[Python-3000] About "daemon" in threading module

Steven Bethard steven.bethard at gmail.com
Thu Sep 4 22:05:31 CEST 2008


On Thu, Sep 4, 2008 at 1:56 PM, Guido van Rossum <guido at python.org> wrote:
> On Thu, Sep 4, 2008 at 8:47 AM, Antoine Pitrou <solipsis at pitrou.net> wrote:
>> Jesus Cea <jcea <at> jcea.es> writes:
>>>
>>> First we had "thread.setDaemon()". This was not PEP8, so Python 3.0
>>> renamed it to "thread.set_daemon()". Lately Python 3.0 changes the
>>> method to an attribute "thread.daemon".
>>>
>>> I think the last change is risky, because you can mistype and create a
>>> new attribute, instead of set daemon mode. Since daemon mode is only
>>> usually visible when things goes wrong (the main thread dies), you can
>>> miss the bug for a long time.
>>
>> I've never understood why the "daemon" flag couldn't be passed as one of the
>> constructor arguments. It would make code shorter, and avoid the mistyping risk
>> mentioned by Jesus. It also sounds saner, since you shouldn't change the flag
>> after the thread is started anyway.
>
> As to the why question, this was done to match the Java Thread class.
> I don't want to speculate why the Java API was designed this way --
> possibly it was a relic of an earlier API version in Java, but
> possibly there's a reason I can't fathom right now. After all, there
> are excellent reasons why start() is a separate call...

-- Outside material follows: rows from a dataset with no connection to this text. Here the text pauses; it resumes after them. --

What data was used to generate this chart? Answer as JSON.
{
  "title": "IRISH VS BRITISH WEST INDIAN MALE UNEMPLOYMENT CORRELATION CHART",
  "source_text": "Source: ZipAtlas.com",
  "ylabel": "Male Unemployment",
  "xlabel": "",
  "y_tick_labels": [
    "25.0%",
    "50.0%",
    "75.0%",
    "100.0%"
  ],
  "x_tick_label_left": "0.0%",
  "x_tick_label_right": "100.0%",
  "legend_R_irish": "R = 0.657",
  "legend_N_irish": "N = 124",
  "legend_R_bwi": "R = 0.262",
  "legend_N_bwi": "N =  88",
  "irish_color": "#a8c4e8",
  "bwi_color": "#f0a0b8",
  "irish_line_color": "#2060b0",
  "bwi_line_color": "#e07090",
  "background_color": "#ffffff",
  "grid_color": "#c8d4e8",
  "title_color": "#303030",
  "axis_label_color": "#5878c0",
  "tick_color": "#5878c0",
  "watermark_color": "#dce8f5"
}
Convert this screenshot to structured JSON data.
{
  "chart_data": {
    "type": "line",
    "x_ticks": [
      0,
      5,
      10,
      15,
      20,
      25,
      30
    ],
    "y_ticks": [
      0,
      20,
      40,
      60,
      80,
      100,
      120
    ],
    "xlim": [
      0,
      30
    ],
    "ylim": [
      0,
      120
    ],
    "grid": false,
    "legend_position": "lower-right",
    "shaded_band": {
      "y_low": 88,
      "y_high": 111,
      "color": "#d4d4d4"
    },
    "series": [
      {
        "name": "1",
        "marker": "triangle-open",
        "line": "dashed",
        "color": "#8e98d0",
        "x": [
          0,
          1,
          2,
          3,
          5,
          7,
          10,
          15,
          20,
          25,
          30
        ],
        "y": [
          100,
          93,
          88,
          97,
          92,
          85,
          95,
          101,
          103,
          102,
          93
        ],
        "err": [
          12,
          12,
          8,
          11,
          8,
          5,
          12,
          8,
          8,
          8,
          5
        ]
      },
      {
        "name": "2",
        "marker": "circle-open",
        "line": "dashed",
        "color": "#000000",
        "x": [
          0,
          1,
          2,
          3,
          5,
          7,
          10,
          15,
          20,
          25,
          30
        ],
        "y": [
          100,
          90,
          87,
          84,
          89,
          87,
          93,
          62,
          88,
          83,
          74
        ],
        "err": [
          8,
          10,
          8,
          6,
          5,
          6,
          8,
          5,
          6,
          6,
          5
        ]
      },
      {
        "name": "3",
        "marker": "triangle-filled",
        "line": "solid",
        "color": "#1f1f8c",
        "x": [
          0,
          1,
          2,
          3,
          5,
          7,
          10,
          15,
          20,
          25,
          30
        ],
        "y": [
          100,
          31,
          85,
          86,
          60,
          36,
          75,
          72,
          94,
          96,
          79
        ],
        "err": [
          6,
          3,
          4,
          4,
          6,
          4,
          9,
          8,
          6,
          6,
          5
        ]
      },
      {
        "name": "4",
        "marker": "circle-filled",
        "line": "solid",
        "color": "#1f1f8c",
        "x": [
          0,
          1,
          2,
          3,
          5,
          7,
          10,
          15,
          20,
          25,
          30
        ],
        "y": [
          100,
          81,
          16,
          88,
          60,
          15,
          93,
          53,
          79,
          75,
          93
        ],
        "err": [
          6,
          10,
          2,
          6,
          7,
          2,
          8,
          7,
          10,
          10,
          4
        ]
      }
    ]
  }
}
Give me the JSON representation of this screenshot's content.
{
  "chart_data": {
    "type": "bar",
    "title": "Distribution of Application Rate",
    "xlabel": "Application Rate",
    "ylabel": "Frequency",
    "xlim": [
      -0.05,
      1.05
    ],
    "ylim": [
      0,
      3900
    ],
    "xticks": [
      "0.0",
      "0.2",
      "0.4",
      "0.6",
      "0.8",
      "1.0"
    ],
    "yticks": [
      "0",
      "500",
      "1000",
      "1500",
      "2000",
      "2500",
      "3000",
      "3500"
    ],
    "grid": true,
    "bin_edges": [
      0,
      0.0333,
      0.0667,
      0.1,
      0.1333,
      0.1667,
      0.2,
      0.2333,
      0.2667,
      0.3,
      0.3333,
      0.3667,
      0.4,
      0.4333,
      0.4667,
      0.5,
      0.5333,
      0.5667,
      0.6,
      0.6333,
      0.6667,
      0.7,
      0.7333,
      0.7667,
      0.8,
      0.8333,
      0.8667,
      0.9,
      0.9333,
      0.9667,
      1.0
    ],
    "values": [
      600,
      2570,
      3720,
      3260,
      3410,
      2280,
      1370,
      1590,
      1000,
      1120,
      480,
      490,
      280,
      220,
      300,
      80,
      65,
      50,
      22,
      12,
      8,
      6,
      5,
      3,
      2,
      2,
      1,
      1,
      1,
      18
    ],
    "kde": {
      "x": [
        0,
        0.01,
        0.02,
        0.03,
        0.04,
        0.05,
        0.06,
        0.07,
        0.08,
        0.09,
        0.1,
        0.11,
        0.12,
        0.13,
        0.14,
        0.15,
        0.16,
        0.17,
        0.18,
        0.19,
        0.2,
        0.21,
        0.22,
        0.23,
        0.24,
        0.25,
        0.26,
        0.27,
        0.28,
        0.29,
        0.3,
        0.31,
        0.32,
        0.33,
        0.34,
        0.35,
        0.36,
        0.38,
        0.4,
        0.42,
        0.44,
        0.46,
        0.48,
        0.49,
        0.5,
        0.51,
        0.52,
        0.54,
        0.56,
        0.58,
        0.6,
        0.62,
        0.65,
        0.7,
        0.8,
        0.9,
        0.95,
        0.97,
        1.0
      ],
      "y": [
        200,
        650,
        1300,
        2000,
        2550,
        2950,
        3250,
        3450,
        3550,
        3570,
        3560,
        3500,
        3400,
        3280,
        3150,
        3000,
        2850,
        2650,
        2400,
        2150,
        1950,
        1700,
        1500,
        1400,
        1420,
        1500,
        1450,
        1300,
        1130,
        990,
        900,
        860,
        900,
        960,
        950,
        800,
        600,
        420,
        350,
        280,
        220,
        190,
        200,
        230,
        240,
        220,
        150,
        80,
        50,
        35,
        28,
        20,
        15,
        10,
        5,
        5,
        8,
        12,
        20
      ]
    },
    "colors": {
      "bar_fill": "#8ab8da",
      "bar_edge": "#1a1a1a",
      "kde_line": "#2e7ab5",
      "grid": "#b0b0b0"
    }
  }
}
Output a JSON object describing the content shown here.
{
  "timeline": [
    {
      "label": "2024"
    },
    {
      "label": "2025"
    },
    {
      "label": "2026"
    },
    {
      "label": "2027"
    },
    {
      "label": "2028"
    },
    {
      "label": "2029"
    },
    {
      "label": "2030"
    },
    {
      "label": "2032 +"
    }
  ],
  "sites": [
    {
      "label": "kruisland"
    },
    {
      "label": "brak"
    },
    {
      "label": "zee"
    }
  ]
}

This may or may not be relevant, but since Java doesn't support
argument defaults, it's often easier to define a very simple
constructor, and use a bunch of setters if you want to modify the
defaults. I've done this myself when programming in Java to avoid the
exponential number of constructor overloads that would be necessary to
do defaults properly.

Of course, I don't know whether or not that had anything to do with
this particular Java decision.

Steve
-- 
I'm not *in*-sane. Indeed, I am so far *out* of sane that you appear a
tiny blip on the distant coast of sanity.